The sympathetic and parasympathetic nervous systems regulate the body physiology during the day and night. Sympathetic takes charge during the day and parasympathetic is supposed to at night, when it conveys restoration to the entire body.
The researchers found signs of insulin resistance the morning after people slept in a light room. An earlier study examined a large population of healthy people who had exposure to light during sleep, and found they were more overweight and obese, Dr Zee said.
“Now we are showing a mechanism that might be fundamental to explain why this happens. We show it’s affecting your ability to regulate glucose,” Dr Zee said.
The study participants were unaware of the biological shift in their bodies at night.
“But the brain senses it,” A/Prof Grimaldi said. “It acts like the brain of somebody whose sleep is light and fragmented. The sleep physiology is not resting the way it’s supposed to.”
Night-time exposure to artificial light is widespread in the modern world, either from light-emitting devices indoors, or from outdoor sources such as street lights. Up to 40% of people sleep with a bedside lamp on or with a light on in the bedroom and/or keep the television on.
“In addition to sleep, nutrition and exercise, light exposure during the daytime is an important factor for health, but during the night we show that even modest intensity of light can impair measures of heart and endocrine health,” said co-first author Dr Ivy Mason.
The study tested the effect of sleeping with 100 lux (moderate light) compared to 3 lux (dim light) in participants over a single night. Moderate light exposure caused the body to go into sympathetic activation. In blood vessels, sympathetic activation constricts arteries and arterioles which increases vascular resistance and decreases distal blood flow. When this occurs throughout the body, the increased vascular resistance causes arterial pressure to increase.
“These findings are important particularly for those living in modern societies where exposure to indoor and outdoor nighttime light is increasingly widespread,” Dr Zee said.

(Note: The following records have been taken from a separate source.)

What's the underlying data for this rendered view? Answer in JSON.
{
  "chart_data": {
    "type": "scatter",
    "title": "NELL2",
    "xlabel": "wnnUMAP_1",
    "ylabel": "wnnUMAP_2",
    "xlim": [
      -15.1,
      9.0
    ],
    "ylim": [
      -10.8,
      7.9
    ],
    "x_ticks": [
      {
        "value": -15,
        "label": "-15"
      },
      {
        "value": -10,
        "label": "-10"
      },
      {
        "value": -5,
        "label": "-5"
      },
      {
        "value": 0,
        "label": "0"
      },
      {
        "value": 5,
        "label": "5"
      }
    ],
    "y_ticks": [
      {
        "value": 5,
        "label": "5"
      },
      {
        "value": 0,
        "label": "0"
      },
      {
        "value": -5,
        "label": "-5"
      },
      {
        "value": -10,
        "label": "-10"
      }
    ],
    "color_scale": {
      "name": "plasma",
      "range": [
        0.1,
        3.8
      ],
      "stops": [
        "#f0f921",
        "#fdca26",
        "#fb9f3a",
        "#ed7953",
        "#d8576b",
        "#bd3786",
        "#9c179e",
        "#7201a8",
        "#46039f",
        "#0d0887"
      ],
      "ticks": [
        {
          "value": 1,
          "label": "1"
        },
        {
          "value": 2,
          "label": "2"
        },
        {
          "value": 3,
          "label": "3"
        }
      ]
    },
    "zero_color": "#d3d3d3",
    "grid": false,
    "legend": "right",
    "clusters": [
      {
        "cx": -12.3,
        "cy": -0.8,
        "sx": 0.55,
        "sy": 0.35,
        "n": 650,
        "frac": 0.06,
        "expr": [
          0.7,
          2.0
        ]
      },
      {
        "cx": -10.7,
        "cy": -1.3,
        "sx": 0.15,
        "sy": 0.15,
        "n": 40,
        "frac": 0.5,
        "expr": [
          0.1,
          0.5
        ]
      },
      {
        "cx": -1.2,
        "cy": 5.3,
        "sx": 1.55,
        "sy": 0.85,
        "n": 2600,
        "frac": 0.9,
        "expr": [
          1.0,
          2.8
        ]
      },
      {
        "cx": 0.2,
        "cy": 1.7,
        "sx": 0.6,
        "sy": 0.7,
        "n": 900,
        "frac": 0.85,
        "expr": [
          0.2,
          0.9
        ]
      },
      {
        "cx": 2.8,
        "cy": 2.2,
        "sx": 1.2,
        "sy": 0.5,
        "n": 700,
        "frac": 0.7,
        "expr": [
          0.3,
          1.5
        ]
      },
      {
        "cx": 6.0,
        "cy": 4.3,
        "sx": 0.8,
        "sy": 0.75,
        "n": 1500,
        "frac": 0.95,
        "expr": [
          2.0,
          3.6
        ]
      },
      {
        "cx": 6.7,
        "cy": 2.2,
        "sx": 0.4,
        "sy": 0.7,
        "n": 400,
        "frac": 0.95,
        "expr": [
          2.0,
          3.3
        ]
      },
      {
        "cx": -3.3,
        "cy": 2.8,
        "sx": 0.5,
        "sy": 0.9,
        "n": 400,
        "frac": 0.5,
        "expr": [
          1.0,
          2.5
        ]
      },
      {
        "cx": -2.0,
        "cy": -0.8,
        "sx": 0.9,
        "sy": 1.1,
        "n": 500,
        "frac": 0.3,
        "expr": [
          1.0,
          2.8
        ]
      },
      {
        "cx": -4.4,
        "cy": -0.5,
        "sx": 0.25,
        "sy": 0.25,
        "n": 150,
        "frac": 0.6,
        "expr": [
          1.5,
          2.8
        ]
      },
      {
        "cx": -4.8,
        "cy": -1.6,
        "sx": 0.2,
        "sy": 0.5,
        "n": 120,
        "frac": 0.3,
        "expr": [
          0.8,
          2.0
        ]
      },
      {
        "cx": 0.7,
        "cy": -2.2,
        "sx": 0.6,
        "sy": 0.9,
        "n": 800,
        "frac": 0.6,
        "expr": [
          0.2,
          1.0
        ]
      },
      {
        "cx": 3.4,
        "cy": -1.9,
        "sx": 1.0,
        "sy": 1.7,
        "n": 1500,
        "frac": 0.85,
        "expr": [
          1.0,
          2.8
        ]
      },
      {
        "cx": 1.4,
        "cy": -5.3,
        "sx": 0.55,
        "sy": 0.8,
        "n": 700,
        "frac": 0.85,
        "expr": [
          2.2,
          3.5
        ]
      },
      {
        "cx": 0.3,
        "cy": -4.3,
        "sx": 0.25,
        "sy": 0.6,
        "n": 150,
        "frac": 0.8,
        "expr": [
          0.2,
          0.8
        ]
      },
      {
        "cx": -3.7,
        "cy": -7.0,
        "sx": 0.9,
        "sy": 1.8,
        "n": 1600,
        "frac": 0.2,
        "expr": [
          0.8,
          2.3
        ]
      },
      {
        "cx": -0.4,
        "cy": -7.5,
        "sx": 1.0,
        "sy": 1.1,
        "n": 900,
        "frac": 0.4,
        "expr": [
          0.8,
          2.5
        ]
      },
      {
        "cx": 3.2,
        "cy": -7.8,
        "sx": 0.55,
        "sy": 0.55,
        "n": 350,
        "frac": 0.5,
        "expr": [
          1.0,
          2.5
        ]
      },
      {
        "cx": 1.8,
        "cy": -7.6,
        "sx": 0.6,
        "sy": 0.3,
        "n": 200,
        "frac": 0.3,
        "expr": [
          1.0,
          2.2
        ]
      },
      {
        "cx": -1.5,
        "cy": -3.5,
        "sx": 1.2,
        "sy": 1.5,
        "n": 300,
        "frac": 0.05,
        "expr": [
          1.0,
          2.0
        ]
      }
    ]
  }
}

Zee’s top tips for reducing light during sleep
1) Keep lights off. If a light is necessary (eg for older people’s safety), keep it dim and close to the floor.
2) Colour is important: amber or red/orange light stimulates the brain. Avoid white or blue light.
3) Blackout shades or eye masks are good if outdoor light can’t be controlled. Move your bed so the outdoor light isn’t shining on your face
As a rule of thumb, Dr Zee said that being able to see things really well means it’s too light.